Le suicide de l'éducatrice en garderie Danielle Lozeau aurait-il pu être évité ?

Je n'ai pas la réponse à cette douloureuse question. Mais une chose est certaine : il survient à la suite d'une série d'erreurs commises par le CPE Studio 0-5, hébergé dans les locaux de Radio-Canada. Des erreurs qui, si elles avaient été évitées, auraient très certainement changé le cours des choses.

Rappelons les faits portés à notre connaissance hier par ma collègue Louise Leduc. Danielle Lozeau a mis fin à ses jours à l'âge de 60 ans, le 24 mars. Elle avait appris, quelques jours auparavant, qu'elle faisait l'objet d'accusations de voies de fait. On lui reprochait d'avoir secoué un bébé de moins de 2 ans au début de décembre, ce qu'elle a nié jusqu'à la fin.

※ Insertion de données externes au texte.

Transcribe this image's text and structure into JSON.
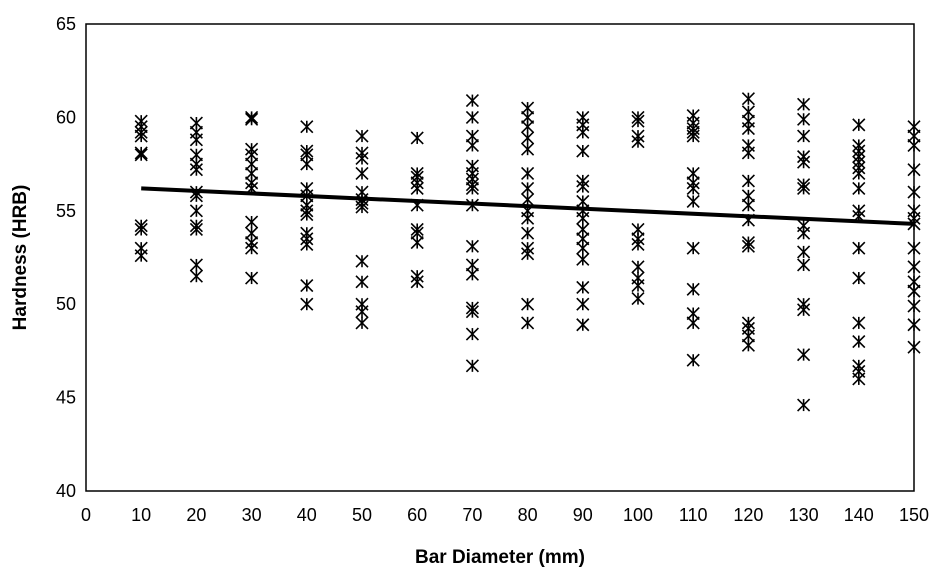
{
  "chart_data": {
    "type": "scatter",
    "title": "",
    "xlabel": "Bar Diameter (mm)",
    "ylabel": "Hardness (HRB)",
    "xlim": [
      0,
      150
    ],
    "ylim": [
      40,
      65
    ],
    "x_ticks": [
      0,
      10,
      20,
      30,
      40,
      50,
      60,
      70,
      80,
      90,
      100,
      110,
      120,
      130,
      140,
      150
    ],
    "y_ticks": [
      40,
      45,
      50,
      55,
      60,
      65
    ],
    "grid": false,
    "legend": "none",
    "marker": "asterisk",
    "marker_color": "#000000",
    "trendline": {
      "type": "linear",
      "x": [
        10,
        150
      ],
      "y": [
        56.2,
        54.3
      ],
      "color": "#000000"
    },
    "series": [
      {
        "points": [
          [
            10,
            59.8
          ],
          [
            10,
            59.5
          ],
          [
            10,
            59.2
          ],
          [
            10,
            59.0
          ],
          [
            10,
            58.1
          ],
          [
            10,
            58.0
          ],
          [
            10,
            54.2
          ],
          [
            10,
            54.0
          ],
          [
            10,
            53.0
          ],
          [
            10,
            52.6
          ],
          [
            20,
            59.7
          ],
          [
            20,
            59.2
          ],
          [
            20,
            58.8
          ],
          [
            20,
            58.0
          ],
          [
            20,
            57.5
          ],
          [
            20,
            57.2
          ],
          [
            20,
            56.0
          ],
          [
            20,
            55.8
          ],
          [
            20,
            55.0
          ],
          [
            20,
            54.2
          ],
          [
            20,
            54.0
          ],
          [
            20,
            52.1
          ],
          [
            20,
            51.5
          ],
          [
            30,
            60.0
          ],
          [
            30,
            59.9
          ],
          [
            30,
            58.3
          ],
          [
            30,
            58.0
          ],
          [
            30,
            57.5
          ],
          [
            30,
            57.0
          ],
          [
            30,
            56.5
          ],
          [
            30,
            56.2
          ],
          [
            30,
            54.4
          ],
          [
            30,
            53.8
          ],
          [
            30,
            53.3
          ],
          [
            30,
            53.0
          ],
          [
            30,
            51.4
          ],
          [
            40,
            59.5
          ],
          [
            40,
            58.2
          ],
          [
            40,
            58.0
          ],
          [
            40,
            57.5
          ],
          [
            40,
            56.2
          ],
          [
            40,
            55.8
          ],
          [
            40,
            55.3
          ],
          [
            40,
            55.0
          ],
          [
            40,
            54.8
          ],
          [
            40,
            53.8
          ],
          [
            40,
            53.5
          ],
          [
            40,
            53.2
          ],
          [
            40,
            51.0
          ],
          [
            40,
            50.0
          ],
          [
            50,
            59.0
          ],
          [
            50,
            58.1
          ],
          [
            50,
            57.8
          ],
          [
            50,
            57.0
          ],
          [
            50,
            56.0
          ],
          [
            50,
            55.6
          ],
          [
            50,
            55.4
          ],
          [
            50,
            55.2
          ],
          [
            50,
            52.3
          ],
          [
            50,
            51.2
          ],
          [
            50,
            50.0
          ],
          [
            50,
            49.6
          ],
          [
            50,
            49.0
          ],
          [
            60,
            58.9
          ],
          [
            60,
            57.0
          ],
          [
            60,
            56.8
          ],
          [
            60,
            56.5
          ],
          [
            60,
            56.2
          ],
          [
            60,
            55.3
          ],
          [
            60,
            54.0
          ],
          [
            60,
            53.8
          ],
          [
            60,
            53.3
          ],
          [
            60,
            51.5
          ],
          [
            60,
            51.2
          ],
          [
            70,
            60.9
          ],
          [
            70,
            60.0
          ],
          [
            70,
            59.0
          ],
          [
            70,
            58.5
          ],
          [
            70,
            57.4
          ],
          [
            70,
            57.0
          ],
          [
            70,
            56.7
          ],
          [
            70,
            56.4
          ],
          [
            70,
            56.2
          ],
          [
            70,
            55.3
          ],
          [
            70,
            53.1
          ],
          [
            70,
            52.1
          ],
          [
            70,
            51.6
          ],
          [
            70,
            49.8
          ],
          [
            70,
            49.6
          ],
          [
            70,
            48.4
          ],
          [
            70,
            46.7
          ],
          [
            80,
            60.5
          ],
          [
            80,
            60.0
          ],
          [
            80,
            59.5
          ],
          [
            80,
            58.9
          ],
          [
            80,
            58.3
          ],
          [
            80,
            57.0
          ],
          [
            80,
            56.2
          ],
          [
            80,
            55.6
          ],
          [
            80,
            55.0
          ],
          [
            80,
            54.6
          ],
          [
            80,
            53.8
          ],
          [
            80,
            53.0
          ],
          [
            80,
            52.7
          ],
          [
            80,
            50.0
          ],
          [
            80,
            49.0
          ],
          [
            90,
            60.0
          ],
          [
            90,
            59.6
          ],
          [
            90,
            59.2
          ],
          [
            90,
            58.2
          ],
          [
            90,
            56.6
          ],
          [
            90,
            56.3
          ],
          [
            90,
            55.5
          ],
          [
            90,
            55.0
          ],
          [
            90,
            54.6
          ],
          [
            90,
            54.0
          ],
          [
            90,
            53.5
          ],
          [
            90,
            53.0
          ],
          [
            90,
            52.4
          ],
          [
            90,
            50.9
          ],
          [
            90,
            50.0
          ],
          [
            90,
            48.9
          ],
          [
            100,
            60.0
          ],
          [
            100,
            59.8
          ],
          [
            100,
            59.0
          ],
          [
            100,
            58.7
          ],
          [
            100,
            54.0
          ],
          [
            100,
            53.5
          ],
          [
            100,
            53.2
          ],
          [
            100,
            52.0
          ],
          [
            100,
            51.4
          ],
          [
            100,
            51.0
          ],
          [
            100,
            50.3
          ],
          [
            110,
            60.1
          ],
          [
            110,
            59.7
          ],
          [
            110,
            59.4
          ],
          [
            110,
            59.2
          ],
          [
            110,
            59.0
          ],
          [
            110,
            57.0
          ],
          [
            110,
            56.5
          ],
          [
            110,
            56.2
          ],
          [
            110,
            55.5
          ],
          [
            110,
            53.0
          ],
          [
            110,
            50.8
          ],
          [
            110,
            49.5
          ],
          [
            110,
            49.0
          ],
          [
            110,
            47.0
          ],
          [
            120,
            61.0
          ],
          [
            120,
            60.3
          ],
          [
            120,
            59.8
          ],
          [
            120,
            59.4
          ],
          [
            120,
            58.5
          ],
          [
            120,
            58.1
          ],
          [
            120,
            56.6
          ],
          [
            120,
            55.8
          ],
          [
            120,
            55.3
          ],
          [
            120,
            54.5
          ],
          [
            120,
            53.3
          ],
          [
            120,
            53.1
          ],
          [
            120,
            49.0
          ],
          [
            120,
            48.7
          ],
          [
            120,
            48.3
          ],
          [
            120,
            47.8
          ],
          [
            130,
            60.7
          ],
          [
            130,
            59.9
          ],
          [
            130,
            59.0
          ],
          [
            130,
            57.9
          ],
          [
            130,
            57.6
          ],
          [
            130,
            56.4
          ],
          [
            130,
            56.2
          ],
          [
            130,
            54.2
          ],
          [
            130,
            53.8
          ],
          [
            130,
            52.8
          ],
          [
            130,
            52.1
          ],
          [
            130,
            50.0
          ],
          [
            130,
            49.7
          ],
          [
            130,
            47.3
          ],
          [
            130,
            44.6
          ],
          [
            140,
            59.6
          ],
          [
            140,
            58.5
          ],
          [
            140,
            58.2
          ],
          [
            140,
            57.9
          ],
          [
            140,
            57.6
          ],
          [
            140,
            57.3
          ],
          [
            140,
            57.0
          ],
          [
            140,
            56.2
          ],
          [
            140,
            55.0
          ],
          [
            140,
            54.7
          ],
          [
            140,
            53.0
          ],
          [
            140,
            51.4
          ],
          [
            140,
            49.0
          ],
          [
            140,
            48.0
          ],
          [
            140,
            46.7
          ],
          [
            140,
            46.4
          ],
          [
            140,
            46.0
          ],
          [
            150,
            59.5
          ],
          [
            150,
            59.0
          ],
          [
            150,
            58.5
          ],
          [
            150,
            57.2
          ],
          [
            150,
            56.0
          ],
          [
            150,
            55.0
          ],
          [
            150,
            54.6
          ],
          [
            150,
            54.3
          ],
          [
            150,
            53.0
          ],
          [
            150,
            52.0
          ],
          [
            150,
            51.2
          ],
          [
            150,
            50.7
          ],
          [
            150,
            49.9
          ],
          [
            150,
            48.9
          ],
          [
            150,
            47.7
          ]
        ]
      }
    ]
  }
}
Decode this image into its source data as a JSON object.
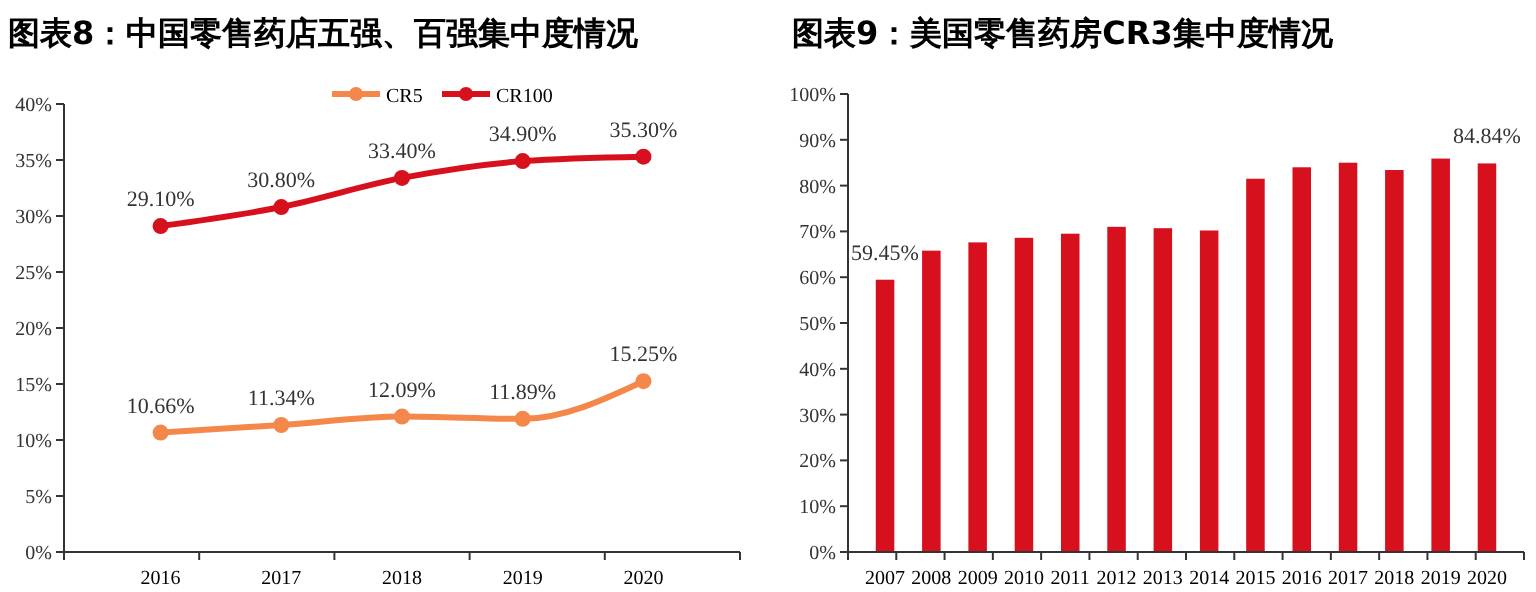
{
  "chart_data": [
    {
      "type": "line",
      "title": "图表8：中国零售药店五强、百强集中度情况",
      "categories": [
        "2016",
        "2017",
        "2018",
        "2019",
        "2020"
      ],
      "series": [
        {
          "name": "CR5",
          "color": "#f4884a",
          "values": [
            10.66,
            11.34,
            12.09,
            11.89,
            15.25
          ],
          "value_labels": [
            "10.66%",
            "11.34%",
            "12.09%",
            "11.89%",
            "15.25%"
          ]
        },
        {
          "name": "CR100",
          "color": "#d7101e",
          "values": [
            29.1,
            30.8,
            33.4,
            34.9,
            35.3
          ],
          "value_labels": [
            "29.10%",
            "30.80%",
            "33.40%",
            "34.90%",
            "35.30%"
          ]
        }
      ],
      "ylim": [
        0,
        40
      ],
      "yticks": [
        {
          "value": 0,
          "label": "0%"
        },
        {
          "value": 5,
          "label": "5%"
        },
        {
          "value": 10,
          "label": "10%"
        },
        {
          "value": 15,
          "label": "15%"
        },
        {
          "value": 20,
          "label": "20%"
        },
        {
          "value": 25,
          "label": "25%"
        },
        {
          "value": 30,
          "label": "30%"
        },
        {
          "value": 35,
          "label": "35%"
        },
        {
          "value": 40,
          "label": "40%"
        }
      ],
      "marker": "circle",
      "legend": "top",
      "grid": false
    },
    {
      "type": "bar",
      "title": "图表9：美国零售药房CR3集中度情况",
      "categories": [
        "2007",
        "2008",
        "2009",
        "2010",
        "2011",
        "2012",
        "2013",
        "2014",
        "2015",
        "2016",
        "2017",
        "2018",
        "2019",
        "2020"
      ],
      "values": [
        59.45,
        65.8,
        67.6,
        68.6,
        69.5,
        71.0,
        70.7,
        70.2,
        81.5,
        84.0,
        85.0,
        83.4,
        85.9,
        84.84
      ],
      "color": "#d7101e",
      "value_labels": [
        "59.45%",
        null,
        null,
        null,
        null,
        null,
        null,
        null,
        null,
        null,
        null,
        null,
        null,
        "84.84%"
      ],
      "ylim": [
        0,
        100
      ],
      "yticks": [
        {
          "value": 0,
          "label": "0%"
        },
        {
          "value": 10,
          "label": "10%"
        },
        {
          "value": 20,
          "label": "20%"
        },
        {
          "value": 30,
          "label": "30%"
        },
        {
          "value": 40,
          "label": "40%"
        },
        {
          "value": 50,
          "label": "50%"
        },
        {
          "value": 60,
          "label": "60%"
        },
        {
          "value": 70,
          "label": "70%"
        },
        {
          "value": 80,
          "label": "80%"
        },
        {
          "value": 90,
          "label": "90%"
        },
        {
          "value": 100,
          "label": "100%"
        }
      ],
      "grid": false
    }
  ]
}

Danielle Lozeau n'était pas une employée facile. Tout le monde semble d'accord là-dessus. Elle avait des différends avec sa patronne et certains employés du CPE depuis plusieurs mois. Mais c'était aussi une éducatrice folle de ses enfants et appréciée des parents.

Son suicide nous pousse à réfléchir sur la fragilité des garderies qui sont de petites organisations composées de gens bien intentionnés, mais pas toujours équipés pour faire face à des crises. On le voit rétrospectivement à la succession de bévues, petites et grandes, qui ont débouché sur ce drame.

PREMIÈRE ERREUR

Les parents du bébé n'ont pas été prévenus le jour de l'incident. Les faits reprochés à Danielle Lozeau sont survenus le 4 décembre. Mais la directrice de la garderie, Nathalie Montgrain, a attendu au 10 décembre, soit six jours plus tard, avant d'en parler à la mère. Un délai anormalement long qui a incité le ministère de la Famille à déclencher une enquête.

DEUXIÈME ERREUR

La garderie n'a pas assuré une assistance médicale au bébé, qui aurait été secoué « sept fois », selon un témoin. La mère a consulté un médecin une semaine plus tard, quand elle a été informée des faits allégués. Le médecin de l'hôpital où l'enfant a été examiné n'a décelé aucune marque de violence. Mais, conformément aux procédures, il a fait un signalement à la Direction de la protection de la jeunesse. Et la DPJ a ensuite informé la police, qui a mené une enquête.

TROISIÈME ERREUR

Mme Lozeau a été mise à la porte sans autre procédure. La directrice lui a remis un avis de congédiement le 9 décembre après l'avoir convoquée dans son bureau. Un agent de sécurité l'a aussitôt escortée vers la sortie. Au lieu de la congédier, n'aurait-on pas pu la suspendre avec solde en attendant de faire la lumière sur les événements ?

QUATRIÈME ERREUR

Une autre éducatrice a été suspendue sans raison connue. Le jour de l'éloge funèbre de Mme Lozeau, des employés de la garderie et des parents ont appris que cette employée du CPE, une grande amie de Mme Lozeau, avait été suspendue. Cette suspension serait liée « au diagnostic organisationnel réalisé par un conseiller en ressources humaines », a fait savoir un agent de relations publiques engagé par la garderie.

CINQUIÈME ERREUR

Le conseil d'administration du CPE a mis trop de temps à réagir. Ce n'est qu'en fin de semaine dernière que le C.A. a décidé de relever la directrice de ses fonctions pour une durée indéterminée. Six de ses membres ont remis leur démission du même coup. Des problèmes de coordination « ont mené à un fouillis administratif qui soulève d'importantes questions », ont-ils dit, admettant que les parents du bébé auraient dû être avertis le jour même et que les autres parents auraient dû savoir rapidement ce qui s'était passé.

J'arrête ici. Car quand on analyse la situation de l'extérieur, c'est assez facile d'identifier les erreurs et de trouver des coupables. Mais si on avait été à la place des membres du conseil d'administration, constitué en bonne partie de parents, aurait-on pu voir les problèmes de relations de travail, prendre les bonnes décisions et apporter les solutions appropriées avant que cela ne prenne de telles proportions ? Ce serait trop facile de dire oui. La vérité, c'est qu'on n'a pas la réponse.